Mrs. S tells her that the ends really do justify the means in this case, and guess what—it’s already over. Neolution is as good as dead, and Ferdinand is basically walking into a trap. Sarah, mollified, joins the party.

But there are two problems with that comfortable explanation. First off, Neolution may be done for, but the Neolutionists are still around, and they aren’t taking it lying down. Coady has sent little Gracie Johanssen to find Helena. And find her she has. Helena’s sisterly kindness makes Grace reevaluate her choices, and she lies to Mark on the phone, telling him she’s still searching.

But Neolution traces the call anyway, and Detective Engers shows up to capture Helena and shoot poor Gracie in the head. (Goodnight, Gracie.) The major Neolution project may be dead, but now they have Helena and her miracle babies, and god knows what evil purposes mad scientist Coady has in mind for them.

And the second problem with Mrs.
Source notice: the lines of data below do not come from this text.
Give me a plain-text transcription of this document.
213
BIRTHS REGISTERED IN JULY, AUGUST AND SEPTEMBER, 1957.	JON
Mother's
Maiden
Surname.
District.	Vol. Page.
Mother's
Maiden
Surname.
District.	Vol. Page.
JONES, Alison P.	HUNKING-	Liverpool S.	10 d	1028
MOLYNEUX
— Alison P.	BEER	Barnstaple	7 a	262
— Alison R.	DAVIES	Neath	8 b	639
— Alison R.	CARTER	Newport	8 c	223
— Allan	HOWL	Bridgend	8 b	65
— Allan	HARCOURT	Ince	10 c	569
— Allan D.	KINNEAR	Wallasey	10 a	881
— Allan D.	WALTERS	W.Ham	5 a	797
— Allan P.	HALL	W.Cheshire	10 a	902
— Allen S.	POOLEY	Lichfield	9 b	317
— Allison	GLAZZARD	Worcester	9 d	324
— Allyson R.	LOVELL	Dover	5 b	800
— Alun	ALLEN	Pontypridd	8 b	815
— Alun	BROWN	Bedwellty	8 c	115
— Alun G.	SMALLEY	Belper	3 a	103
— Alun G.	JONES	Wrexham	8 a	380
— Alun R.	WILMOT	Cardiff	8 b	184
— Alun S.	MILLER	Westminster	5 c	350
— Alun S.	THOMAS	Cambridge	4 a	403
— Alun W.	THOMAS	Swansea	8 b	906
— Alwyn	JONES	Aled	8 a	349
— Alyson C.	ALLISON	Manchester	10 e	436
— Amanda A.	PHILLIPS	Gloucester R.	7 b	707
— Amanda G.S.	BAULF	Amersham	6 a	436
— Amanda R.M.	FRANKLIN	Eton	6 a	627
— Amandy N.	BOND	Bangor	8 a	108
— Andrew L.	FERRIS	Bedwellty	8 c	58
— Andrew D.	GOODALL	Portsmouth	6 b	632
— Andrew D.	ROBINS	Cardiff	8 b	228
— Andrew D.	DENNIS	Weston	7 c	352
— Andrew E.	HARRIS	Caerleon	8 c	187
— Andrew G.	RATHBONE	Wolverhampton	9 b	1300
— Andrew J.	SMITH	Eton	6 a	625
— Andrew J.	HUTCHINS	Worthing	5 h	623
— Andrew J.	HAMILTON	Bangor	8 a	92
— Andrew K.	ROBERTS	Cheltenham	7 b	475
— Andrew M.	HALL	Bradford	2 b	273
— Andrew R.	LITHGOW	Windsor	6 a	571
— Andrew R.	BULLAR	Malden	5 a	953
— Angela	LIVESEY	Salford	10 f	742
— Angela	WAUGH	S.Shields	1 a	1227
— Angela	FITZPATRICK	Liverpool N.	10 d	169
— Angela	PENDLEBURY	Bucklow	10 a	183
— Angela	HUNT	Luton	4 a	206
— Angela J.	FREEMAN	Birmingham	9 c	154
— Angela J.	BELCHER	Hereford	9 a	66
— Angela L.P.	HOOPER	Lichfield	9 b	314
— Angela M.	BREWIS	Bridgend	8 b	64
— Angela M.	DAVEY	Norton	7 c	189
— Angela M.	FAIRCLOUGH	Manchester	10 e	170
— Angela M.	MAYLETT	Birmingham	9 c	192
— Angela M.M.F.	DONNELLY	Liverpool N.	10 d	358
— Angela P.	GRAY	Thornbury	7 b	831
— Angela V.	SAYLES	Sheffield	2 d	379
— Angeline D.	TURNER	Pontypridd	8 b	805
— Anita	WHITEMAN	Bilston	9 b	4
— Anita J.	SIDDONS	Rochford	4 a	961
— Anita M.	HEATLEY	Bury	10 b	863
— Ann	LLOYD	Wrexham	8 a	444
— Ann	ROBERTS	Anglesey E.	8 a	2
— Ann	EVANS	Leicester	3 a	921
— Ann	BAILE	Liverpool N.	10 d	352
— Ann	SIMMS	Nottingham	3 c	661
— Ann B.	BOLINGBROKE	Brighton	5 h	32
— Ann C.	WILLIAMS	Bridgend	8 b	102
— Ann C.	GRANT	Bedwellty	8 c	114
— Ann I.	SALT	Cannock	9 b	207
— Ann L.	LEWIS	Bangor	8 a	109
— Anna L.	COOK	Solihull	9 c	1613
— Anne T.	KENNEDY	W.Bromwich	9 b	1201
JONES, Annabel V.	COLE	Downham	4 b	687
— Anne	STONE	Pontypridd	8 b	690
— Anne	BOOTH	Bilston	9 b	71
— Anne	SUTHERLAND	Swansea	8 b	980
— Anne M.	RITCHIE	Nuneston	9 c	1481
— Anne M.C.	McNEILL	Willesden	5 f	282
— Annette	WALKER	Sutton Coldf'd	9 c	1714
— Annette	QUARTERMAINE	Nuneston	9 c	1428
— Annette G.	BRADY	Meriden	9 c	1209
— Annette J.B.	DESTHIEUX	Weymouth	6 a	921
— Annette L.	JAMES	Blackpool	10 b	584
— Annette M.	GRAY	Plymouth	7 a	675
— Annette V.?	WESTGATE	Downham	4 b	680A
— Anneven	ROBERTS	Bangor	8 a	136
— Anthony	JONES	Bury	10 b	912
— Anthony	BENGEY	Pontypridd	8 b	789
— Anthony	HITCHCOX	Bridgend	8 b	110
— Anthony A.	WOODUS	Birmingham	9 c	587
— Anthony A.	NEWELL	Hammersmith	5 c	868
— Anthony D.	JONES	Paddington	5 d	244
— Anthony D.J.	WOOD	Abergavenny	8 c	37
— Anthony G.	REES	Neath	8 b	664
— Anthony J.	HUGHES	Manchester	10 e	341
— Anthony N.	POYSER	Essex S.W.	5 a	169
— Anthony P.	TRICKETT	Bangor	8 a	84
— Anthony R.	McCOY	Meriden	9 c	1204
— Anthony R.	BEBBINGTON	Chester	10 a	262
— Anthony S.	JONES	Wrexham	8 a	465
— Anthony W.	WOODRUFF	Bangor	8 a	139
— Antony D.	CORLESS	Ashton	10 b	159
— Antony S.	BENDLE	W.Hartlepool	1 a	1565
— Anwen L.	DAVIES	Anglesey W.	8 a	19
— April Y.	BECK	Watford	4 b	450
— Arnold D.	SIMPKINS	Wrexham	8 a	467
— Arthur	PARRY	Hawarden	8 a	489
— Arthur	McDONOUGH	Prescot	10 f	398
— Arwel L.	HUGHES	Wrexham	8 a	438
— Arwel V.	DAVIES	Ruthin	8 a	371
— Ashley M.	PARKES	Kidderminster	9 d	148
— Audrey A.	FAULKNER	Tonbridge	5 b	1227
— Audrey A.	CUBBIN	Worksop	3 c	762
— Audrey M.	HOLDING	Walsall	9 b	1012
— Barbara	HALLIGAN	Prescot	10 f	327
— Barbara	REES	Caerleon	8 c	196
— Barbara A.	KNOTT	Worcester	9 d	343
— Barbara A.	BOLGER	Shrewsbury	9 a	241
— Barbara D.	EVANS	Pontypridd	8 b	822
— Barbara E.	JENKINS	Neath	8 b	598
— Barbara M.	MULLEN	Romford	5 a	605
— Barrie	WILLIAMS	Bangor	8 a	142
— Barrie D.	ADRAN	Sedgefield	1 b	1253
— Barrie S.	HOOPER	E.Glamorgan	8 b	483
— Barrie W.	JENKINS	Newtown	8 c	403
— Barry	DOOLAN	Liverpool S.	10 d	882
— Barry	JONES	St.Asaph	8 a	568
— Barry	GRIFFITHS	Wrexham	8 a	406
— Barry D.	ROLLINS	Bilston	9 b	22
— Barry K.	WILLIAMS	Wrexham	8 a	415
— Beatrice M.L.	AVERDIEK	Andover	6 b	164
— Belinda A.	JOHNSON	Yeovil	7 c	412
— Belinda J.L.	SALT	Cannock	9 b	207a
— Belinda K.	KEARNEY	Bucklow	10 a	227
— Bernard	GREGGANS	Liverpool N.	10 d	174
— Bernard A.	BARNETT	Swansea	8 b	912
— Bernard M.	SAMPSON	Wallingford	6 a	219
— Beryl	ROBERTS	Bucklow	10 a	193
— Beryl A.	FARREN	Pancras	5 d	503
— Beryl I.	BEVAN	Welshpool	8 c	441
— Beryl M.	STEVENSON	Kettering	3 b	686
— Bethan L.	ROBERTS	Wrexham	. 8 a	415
S’s rosy picture: Ferdinand, left holding the proverbial bag, shoots his way out of the meeting and comes after them—first Rachel, whom he chokes out but decides to let live, and then Siobhan, whom he most certainly does not.

The two of them have a tense standoff at the house that signals and end for both of them. Ferdinand is shot in the throat, finally shutting him up for once, and Mrs. S right through the heart. A fitting end, as she dies in her house, staring sadly at a picture of her adopted kids. “Oh, chickens,” she sobs. I don’t think I’ll ever see that word the same way again.